Ela, em sua narrativa, menciona que somos feitos à imagem e semelhança de Deus e "não há razão para nos cansarmos a querer compreender a formosura deste castelo; porque, ainda que haja diferença dele a Deus como do Criador à criatura, pois é criatura, basta dizer Sua Majestade que a alma é feita à Sua imagem, para que possamos entender a grande dignidade e formosura da alma.”
Em outro trecho Santa Tereza cita: "Consideremos agora que este castelo tem, como disse, muitas moradas: umas no alto, outras em baixo, outras aos lados; e, no centro e meio de todas estas, tem a mais principal onde se passam as coisas mais secretas entre Deus e a alma..."
Assim, o castelo é a nossa verdadeira morada, sendo que a torre central é associada ao que há de mais elevado, pois lá é a morada do Rei, o Universo não manifestado. O Castelo, com o formato piramidal, é associado ao princípio superior, com os atributos divinos, podendo fazer uma alusão à Vontade, à Sabedoria e à Inteligência, ou Atma (centelha divina), Buddhi (intuição iluminada) e Manas (mente), que são os três atributos que perfazem o verdadeiro homem interior.
FIGURA 1 = O CASTELO
A rainha mãe representa o princípio que gera a vida, Gaia, o Espírito Santo, o Grande Arquiteto do Universo, enquanto a rainha madrasta é associada à deusa da noite ou da morte. A deusa da noite é denomina por diferentes nomes: Nyx, mãe das Erínias, segundo Ésquilo; Fiandeiras para Homero; Moiras ou Parcas, sendo as filhas da Necessidade, de acordo com Platão.

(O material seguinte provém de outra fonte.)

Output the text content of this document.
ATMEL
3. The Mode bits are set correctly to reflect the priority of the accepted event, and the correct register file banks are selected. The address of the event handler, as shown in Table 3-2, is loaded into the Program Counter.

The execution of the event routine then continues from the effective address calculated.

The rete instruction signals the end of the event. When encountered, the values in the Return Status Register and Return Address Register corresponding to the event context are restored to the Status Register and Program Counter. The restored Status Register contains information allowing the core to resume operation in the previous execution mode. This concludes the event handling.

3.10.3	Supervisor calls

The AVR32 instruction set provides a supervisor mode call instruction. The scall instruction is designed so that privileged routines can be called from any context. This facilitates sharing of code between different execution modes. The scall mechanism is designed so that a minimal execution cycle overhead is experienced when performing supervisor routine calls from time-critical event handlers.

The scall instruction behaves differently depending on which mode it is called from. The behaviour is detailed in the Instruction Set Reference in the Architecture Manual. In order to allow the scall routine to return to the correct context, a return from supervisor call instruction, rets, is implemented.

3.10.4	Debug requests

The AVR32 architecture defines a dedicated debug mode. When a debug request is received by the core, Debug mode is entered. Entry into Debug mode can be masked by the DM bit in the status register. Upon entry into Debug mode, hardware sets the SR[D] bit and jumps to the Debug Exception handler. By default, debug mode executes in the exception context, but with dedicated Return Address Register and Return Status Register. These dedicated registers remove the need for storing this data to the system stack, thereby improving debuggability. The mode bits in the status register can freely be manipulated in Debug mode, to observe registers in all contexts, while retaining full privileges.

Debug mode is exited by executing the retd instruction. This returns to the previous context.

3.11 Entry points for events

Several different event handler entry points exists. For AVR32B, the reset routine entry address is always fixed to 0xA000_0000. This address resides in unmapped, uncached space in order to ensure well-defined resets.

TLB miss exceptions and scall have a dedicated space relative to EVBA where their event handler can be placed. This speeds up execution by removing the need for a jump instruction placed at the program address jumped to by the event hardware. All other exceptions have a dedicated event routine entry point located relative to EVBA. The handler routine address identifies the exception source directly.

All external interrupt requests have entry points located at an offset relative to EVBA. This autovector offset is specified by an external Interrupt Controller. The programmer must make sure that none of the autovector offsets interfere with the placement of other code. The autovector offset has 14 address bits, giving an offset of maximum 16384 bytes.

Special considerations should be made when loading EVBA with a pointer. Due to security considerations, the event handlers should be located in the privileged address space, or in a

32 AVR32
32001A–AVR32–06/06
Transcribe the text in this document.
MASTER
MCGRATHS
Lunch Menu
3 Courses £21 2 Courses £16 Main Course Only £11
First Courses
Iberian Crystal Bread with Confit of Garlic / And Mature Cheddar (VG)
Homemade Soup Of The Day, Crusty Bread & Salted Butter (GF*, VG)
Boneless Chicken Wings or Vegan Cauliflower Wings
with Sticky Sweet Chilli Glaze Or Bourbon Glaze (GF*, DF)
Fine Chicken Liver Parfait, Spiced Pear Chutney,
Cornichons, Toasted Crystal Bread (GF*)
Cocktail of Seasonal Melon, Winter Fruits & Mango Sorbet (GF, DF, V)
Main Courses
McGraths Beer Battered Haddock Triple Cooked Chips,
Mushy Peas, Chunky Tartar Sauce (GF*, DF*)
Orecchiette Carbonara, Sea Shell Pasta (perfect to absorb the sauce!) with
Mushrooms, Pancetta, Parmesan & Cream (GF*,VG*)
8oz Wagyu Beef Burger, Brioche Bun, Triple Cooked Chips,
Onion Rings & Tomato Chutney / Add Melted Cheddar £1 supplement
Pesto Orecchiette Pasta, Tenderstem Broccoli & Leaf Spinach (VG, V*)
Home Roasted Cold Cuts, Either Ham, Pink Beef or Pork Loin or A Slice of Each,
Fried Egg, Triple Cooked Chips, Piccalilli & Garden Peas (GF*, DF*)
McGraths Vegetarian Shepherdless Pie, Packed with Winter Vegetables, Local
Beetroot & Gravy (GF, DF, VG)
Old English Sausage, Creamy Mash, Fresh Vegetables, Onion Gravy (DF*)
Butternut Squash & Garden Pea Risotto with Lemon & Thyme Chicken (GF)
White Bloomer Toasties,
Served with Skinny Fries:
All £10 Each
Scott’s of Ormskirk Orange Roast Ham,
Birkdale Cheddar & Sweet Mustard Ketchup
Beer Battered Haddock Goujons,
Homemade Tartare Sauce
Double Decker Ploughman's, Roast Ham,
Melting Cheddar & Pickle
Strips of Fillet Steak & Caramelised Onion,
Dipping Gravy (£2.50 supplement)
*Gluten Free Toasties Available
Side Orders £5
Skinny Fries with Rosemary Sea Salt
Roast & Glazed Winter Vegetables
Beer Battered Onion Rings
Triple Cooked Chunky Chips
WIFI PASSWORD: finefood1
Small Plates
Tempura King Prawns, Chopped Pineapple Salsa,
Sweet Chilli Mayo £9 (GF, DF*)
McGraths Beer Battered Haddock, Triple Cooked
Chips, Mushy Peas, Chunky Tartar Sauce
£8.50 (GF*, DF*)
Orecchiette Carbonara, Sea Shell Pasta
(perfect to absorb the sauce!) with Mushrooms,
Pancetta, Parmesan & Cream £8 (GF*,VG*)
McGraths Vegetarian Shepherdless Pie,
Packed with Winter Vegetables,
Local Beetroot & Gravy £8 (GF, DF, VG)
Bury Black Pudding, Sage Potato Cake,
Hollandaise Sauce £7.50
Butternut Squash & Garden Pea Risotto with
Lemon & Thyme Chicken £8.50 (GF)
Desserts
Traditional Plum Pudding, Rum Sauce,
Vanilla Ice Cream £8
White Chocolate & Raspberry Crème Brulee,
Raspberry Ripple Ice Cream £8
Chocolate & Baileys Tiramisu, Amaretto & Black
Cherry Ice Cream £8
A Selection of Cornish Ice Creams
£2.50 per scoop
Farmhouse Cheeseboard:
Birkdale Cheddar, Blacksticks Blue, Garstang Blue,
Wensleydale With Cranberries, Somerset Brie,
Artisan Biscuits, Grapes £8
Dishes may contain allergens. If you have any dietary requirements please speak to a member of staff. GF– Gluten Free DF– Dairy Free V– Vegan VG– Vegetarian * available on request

A rainha madrasta traça o destino ou o Karma, ou seja, é ela quem “expulsa” a alma do paraíso para o mundo da matéria, que no caso é representada pela Branca de Neve, criada à imagem e semelhança de Deus, pura, mas ingênua e sem experiências em viver a densidade no mundo das coisas.
Disney apresenta a imagem do príncipe que é o filho do Rei (Deus), que significa o primeiro, o princípio, que é a essência espiritual da Vontade, ou seja a sede do EU, o Atma. Na cena onde eles se encontram e ela, assustada, sai correndo e se aloja em uma sacada; ele no jardim canta o amor que sente por ela para estabelecer a união entre os dois.
FIGURA 2 = O BEIJO DA UNIÃO
A cena é emoldurada por cerejeiras, denominada Sakura, que na tradição japonesa é o nome de uma princesa das florações que caiu do céu e representa a fragilidade da vida humana. A cena ainda apresenta os pombos como mensageiros da paz e da pureza e é nesse contexto que é selada a união de Atma com Buddhi por meio do beijo transmitido pelo pombo branco, simbolizando o sopro da vida.
O conto narra que “a rainha mãe estava a bordar, enquanto os flocos de neve caíam do céu no coração do inverno, estando ao pé de uma janela aberta, cuja moldura era de ébano. Ela feriu o seu dedo com a agulha, pingando três gotas de sangue na neve, produzindo um efeito lindo, com o branco manchado de vermelho e realçado pela negra moldura da janela, que a rainha suspirou e disse: Quem me dera ter uma filha tão alva como a neve, carminada como o sangue e cujo rosto fosse emoldurado de preto como o ébano!”
O tecer é o ato da criação e o inverno representa a morte e aqui cabe contextualizar que a morte real não é a do corpo físico, mas sim o contrário, pois quando se nasce para a vida da matéria é o espírito quem morre. Morre em sua consciência. A morte do corpo, no entanto, é o renascimento do espírito sendo essa a verdadeira vida, conforme nos diz Platão quando menciona que "o corpo é o sepulcro de espírito".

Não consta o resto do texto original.